November 29th, 2019 – Gallstone and Kidney Stone Information

Dustin Huff is Dr. Hamilton’s Physician Assistant.  He assists Dr. Hamilton in surgery and also sees patients in the clinic before and after surgery.  

One of the side effects of having bariatric surgery can be gallstones.  The liver produces bile to help in breaking down fat and cholesterol.  It stores this bile in the gallbladder which can then release it when you eat.  The more fat you eat, the more bile you need to help break it down during digestion.   

Gallbladders can become a problem in 3 ways:

  • You can develop a gallstone, which is a hardened deposit of bile – this may or may not cause pain and nausea
  • You can develop sludge in your gallbladder, which is thickened bile, which makes it harder for the body to excrete when you need it, making your nauseated
  • Biliary dyskinesia is a condition where your gallbladder is no longer as flexible as it was and loses its ability to squeeze out the bile

If you develop any of these conditions, you may develop nausea and pain in the upper right side of your abdomen.  It usually occurs at the very end of a meal or about 10 – 15 minutes after a meal. 

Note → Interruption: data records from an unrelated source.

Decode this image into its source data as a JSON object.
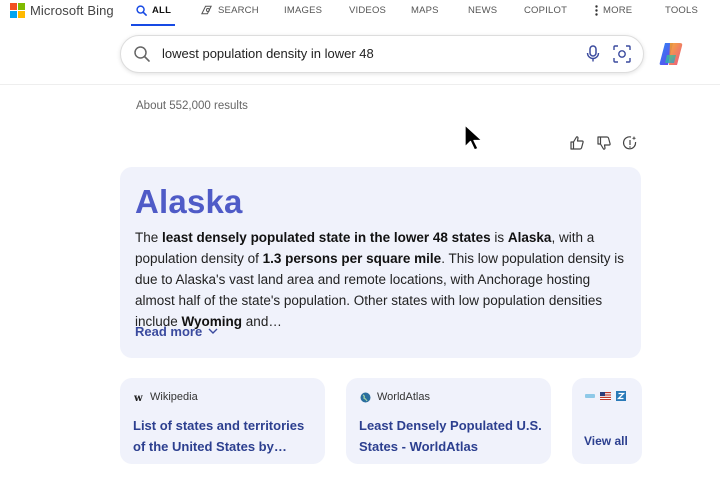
{
  "brand": {
    "name": "Microsoft Bing"
  },
  "nav": {
    "items": [
      {
        "label": "ALL",
        "icon": "search-icon",
        "active": true
      },
      {
        "label": "SEARCH",
        "icon": "copilot-search-icon"
      },
      {
        "label": "IMAGES"
      },
      {
        "label": "VIDEOS"
      },
      {
        "label": "MAPS"
      },
      {
        "label": "NEWS"
      },
      {
        "label": "COPILOT"
      },
      {
        "label": "MORE",
        "icon": "more-vertical-icon"
      },
      {
        "label": "TOOLS"
      }
    ]
  },
  "search": {
    "query": "lowest population density in lower 48"
  },
  "results": {
    "count": "About 552,000 results"
  },
  "answer": {
    "title": "Alaska",
    "segments": [
      {
        "t": "The ",
        "b": false
      },
      {
        "t": "least densely populated state in the lower 48 states",
        "b": true
      },
      {
        "t": " is ",
        "b": false
      },
      {
        "t": "Alaska",
        "b": true
      },
      {
        "t": ", with a population density of ",
        "b": false
      },
      {
        "t": "1.3 persons per square mile",
        "b": true
      },
      {
        "t": ". This low population density is due to Alaska's vast land area and remote locations, with Anchorage hosting almost half of the state's population. Other states with low population densities include ",
        "b": false
      },
      {
        "t": "Wyoming",
        "b": true
      },
      {
        "t": " and…",
        "b": false
      }
    ],
    "read_more": "Read more"
  },
  "sources": [
    {
      "site": "Wikipedia",
      "title": "List of states and territories of the United States by…"
    },
    {
      "site": "WorldAtlas",
      "title": "Least Densely Populated U.S. States - WorldAtlas"
    }
  ],
  "view_all": "View all",
  "colors": {
    "accent": "#174ae4",
    "answer_title": "#4f5bc7",
    "card_bg": "#f0f2fb",
    "link": "#2c3f8f"
  }
}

If the surgeon suspects you are having trouble with your gallbladder, he will usually order an ultrasound of the gallbladder to look for stones or sludge.  If none are seen, he may order a heptatobiliary scan to see if the gallbladder is no longer able to squeeze out the bile.  About 5 % of patients who have bariatric surgery develop gall stones or gallbladder problems in the first 12 – 24 months after surgery.  This usually occurs during the most rapid weight loss phase after surgery as the body is breaking down fatty tissue.  This causes the liver to secrete a lot of extra cholesterol into the bile which can then cause gallstones.  To prevent gallstones, it is important to keep yourself hydrated, and avoid fatty, fried food.  This will cause less stress on the gallbladder as you are breaking down body fat. 

Kidney stones happen very rarely, and patients are usually seen by their Primary Care Provider or a Urologist for treatment.  Most stones are made up of calcium oxalate.  As your body is metabolizing fat, it excretes calcium along with it, so you are losing calcium during weight loss.  In order to make up for the lost calcium, your body will dissolve bone in order to get more calcium if you are not taking enough in.  This is why taking calcium citrate tablets is so important to our patients after surgery.  Your blood work may not show a low calcium when the body is leaching it out of the bones. The only way to truly know you are getting enough calcium is to get a bone density scan.  The nurse practitioners can order that for you.  It is a very quick and easy test to ensure your bones are strong.

Other questions:

I think I am dehydrated:  symptoms of dehydration are dizziness, nausea, and darkened urine.  If you think you are dehydrated, call the office.  We have an outpatient infusion clinic where we can give you some extra IV fluids to get you hydrated again.

Why am I having leg cramps:  It can be from dehydration, and or it can be from a deficiency in some vitamins or minerals.   You can try a small magnesium supplement daily to see if it helps.  If you have numbness or tinging in your feet, please call the office so we can check for vitamin B deficiency.

I feel constipated, what can I take:   Not getting enough fluids can cause constipation after bariatric surgery.  Make sure you are getting 64 ounces a day of water or clear fluids.  Pain medication also can slow down the bowels.  We recommend stirring a spoonful of Miralax into your fluids daily, or using a couple of tablespoons of milk of magnesia when this occurs.  If you are really constipated, you can use a Dulcolax or Glycerin suppository.  Please don’t take a strong laxative.  Supplementing your diet with flax seeds or magnesium can also help.   Do not take a fiber supplement until you are taking in 65 ounces of fluid every day consistently.